2009 novel by Boris Akunin

She Lover of Death is a historical detective novel by Russian author Boris Akunin. The book is the eighth featuring the fictional character Erast Fandorin.

==Plot==
A naive young woman, Masha Mironova, travels from provincial Russia to Moscow, where she changes her name to Columbine and joins the Lovers of Death, a small group of bohemian poets, each of them eagerly waiting their turn to die a romantic fin de siècle death by suicide. Once one member dies, their replacement is found by the leader of the group, the Doge. Another newcomer to the society appears to be a Japanese prince, although this turns out to be Erast Fandorin acting undercover. Fandorin is not the only person to have connected the suicides and the group: a newspaper reporter, Zhemailo, has also done so and he also dies a mysterious death. A police informer, Horatio, is also part of the group. Fandorin uncovers that many of the suicides are murders, some committed by a young member known as Caliban. These turn out to be a convenient smoke-screen for the real murderer, the Doge, whose full crimes are eventually discovered after he drives Columbine into suicide, which she survives.

==Release and reception==
She Lover of Death was published in the UK in October 2009 by Weidenfeld & Nicolson; the hardback copy was 272 pages. In September 2010 Weidenfeld & Nicolson published a paperback version of the novel in the UK, which also ran to 272 pages.

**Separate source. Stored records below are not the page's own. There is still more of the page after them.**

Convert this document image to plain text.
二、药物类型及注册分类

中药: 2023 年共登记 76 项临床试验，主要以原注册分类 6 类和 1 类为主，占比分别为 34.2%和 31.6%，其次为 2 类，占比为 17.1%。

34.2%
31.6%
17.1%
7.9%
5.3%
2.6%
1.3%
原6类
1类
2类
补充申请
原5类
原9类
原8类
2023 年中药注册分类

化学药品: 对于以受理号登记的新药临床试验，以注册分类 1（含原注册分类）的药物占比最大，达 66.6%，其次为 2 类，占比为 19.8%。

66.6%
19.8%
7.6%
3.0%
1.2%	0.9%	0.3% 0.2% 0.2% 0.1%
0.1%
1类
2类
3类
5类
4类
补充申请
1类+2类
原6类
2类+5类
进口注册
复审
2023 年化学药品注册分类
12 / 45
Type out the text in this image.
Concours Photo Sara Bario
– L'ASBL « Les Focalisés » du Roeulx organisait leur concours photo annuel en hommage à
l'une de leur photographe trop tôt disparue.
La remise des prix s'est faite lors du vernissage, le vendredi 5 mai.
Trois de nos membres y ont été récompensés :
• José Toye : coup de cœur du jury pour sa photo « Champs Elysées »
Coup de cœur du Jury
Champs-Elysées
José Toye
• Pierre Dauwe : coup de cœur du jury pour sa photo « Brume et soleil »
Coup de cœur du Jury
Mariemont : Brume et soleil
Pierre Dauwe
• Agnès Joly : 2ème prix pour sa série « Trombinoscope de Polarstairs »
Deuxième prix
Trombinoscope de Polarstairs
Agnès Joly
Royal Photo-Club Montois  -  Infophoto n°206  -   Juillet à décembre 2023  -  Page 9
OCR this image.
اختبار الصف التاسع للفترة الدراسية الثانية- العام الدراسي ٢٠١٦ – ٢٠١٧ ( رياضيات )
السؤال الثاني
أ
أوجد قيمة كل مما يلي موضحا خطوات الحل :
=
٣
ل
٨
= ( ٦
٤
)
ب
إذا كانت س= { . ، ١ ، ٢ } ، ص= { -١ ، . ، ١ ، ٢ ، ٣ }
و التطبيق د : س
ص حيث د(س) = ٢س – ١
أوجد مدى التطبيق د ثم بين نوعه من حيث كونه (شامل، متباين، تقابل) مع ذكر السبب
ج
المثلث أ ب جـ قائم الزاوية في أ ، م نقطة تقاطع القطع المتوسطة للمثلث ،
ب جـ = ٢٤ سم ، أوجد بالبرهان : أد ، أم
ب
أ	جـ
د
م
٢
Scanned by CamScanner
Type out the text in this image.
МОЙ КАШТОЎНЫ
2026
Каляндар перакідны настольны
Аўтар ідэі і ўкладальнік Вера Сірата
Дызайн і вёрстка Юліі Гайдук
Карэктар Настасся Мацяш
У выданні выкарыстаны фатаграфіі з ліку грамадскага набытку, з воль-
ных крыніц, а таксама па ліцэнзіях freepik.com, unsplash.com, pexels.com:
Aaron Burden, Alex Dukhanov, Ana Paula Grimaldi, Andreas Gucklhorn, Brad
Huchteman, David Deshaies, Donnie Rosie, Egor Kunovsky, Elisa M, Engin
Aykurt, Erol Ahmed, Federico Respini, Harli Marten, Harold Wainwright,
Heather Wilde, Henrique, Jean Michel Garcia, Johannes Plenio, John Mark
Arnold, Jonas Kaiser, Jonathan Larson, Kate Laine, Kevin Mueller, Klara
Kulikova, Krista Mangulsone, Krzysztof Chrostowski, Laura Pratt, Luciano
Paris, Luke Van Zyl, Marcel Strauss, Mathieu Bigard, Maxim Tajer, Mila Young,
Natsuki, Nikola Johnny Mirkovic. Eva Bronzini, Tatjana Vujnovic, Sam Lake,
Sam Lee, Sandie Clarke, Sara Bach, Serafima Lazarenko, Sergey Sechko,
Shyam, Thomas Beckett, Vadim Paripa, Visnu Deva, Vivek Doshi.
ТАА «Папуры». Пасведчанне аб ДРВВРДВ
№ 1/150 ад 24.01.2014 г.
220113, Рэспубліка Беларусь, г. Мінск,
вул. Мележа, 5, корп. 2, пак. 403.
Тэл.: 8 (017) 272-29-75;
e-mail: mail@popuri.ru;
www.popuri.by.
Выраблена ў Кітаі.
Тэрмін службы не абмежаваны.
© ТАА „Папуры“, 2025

She Lover of Death achieved generally favourable reviews. Marcel Berlins, writing in The Times noted that "Akunin is not out to achieve verisimilitude. What he delivers is an absurdly imaginative story, surreal and comic. His characters are outrageous and thoroughly unbelievable. Fandorin is an impossibly heroic figure. The combination is irresistible." John Thornhill, reviewing the novel in the Financial Times thought the book to be "conventional and self-indulgently enjoyable" Thornhill considers that the story is "steeped in the classics of Russian literature", whilst he considers that Akunin "toys with the styles and conventions of Russia’s illustrious late-19th-century writers." Overall, Thornhill saw She Lover of Death to be an "artfully constructed novel [which] also nods in the direction of Arthur Conan Doyle".

The Reviewer for The Sunday Times wrote that the Fandorin was an "engagingly original series" which was "a fascinating mixture of pathos and pastiche; his characters are larger than life but never absurd." they went on to say that She Lover of Death "is as ingenious as the earlier Fandorin novels, and full of clever and unexpected twists."

Reviewing for the Australian newspaper The Courier-Mail, Cheryl Jorgensen considered that, with Akunin has a "tone throughout is light, as though he doesn't take himself too seriously and this gives the tale its appeal"; overall she considered the book to be "an absorbing tale from Imperial Russia that is sure to delight".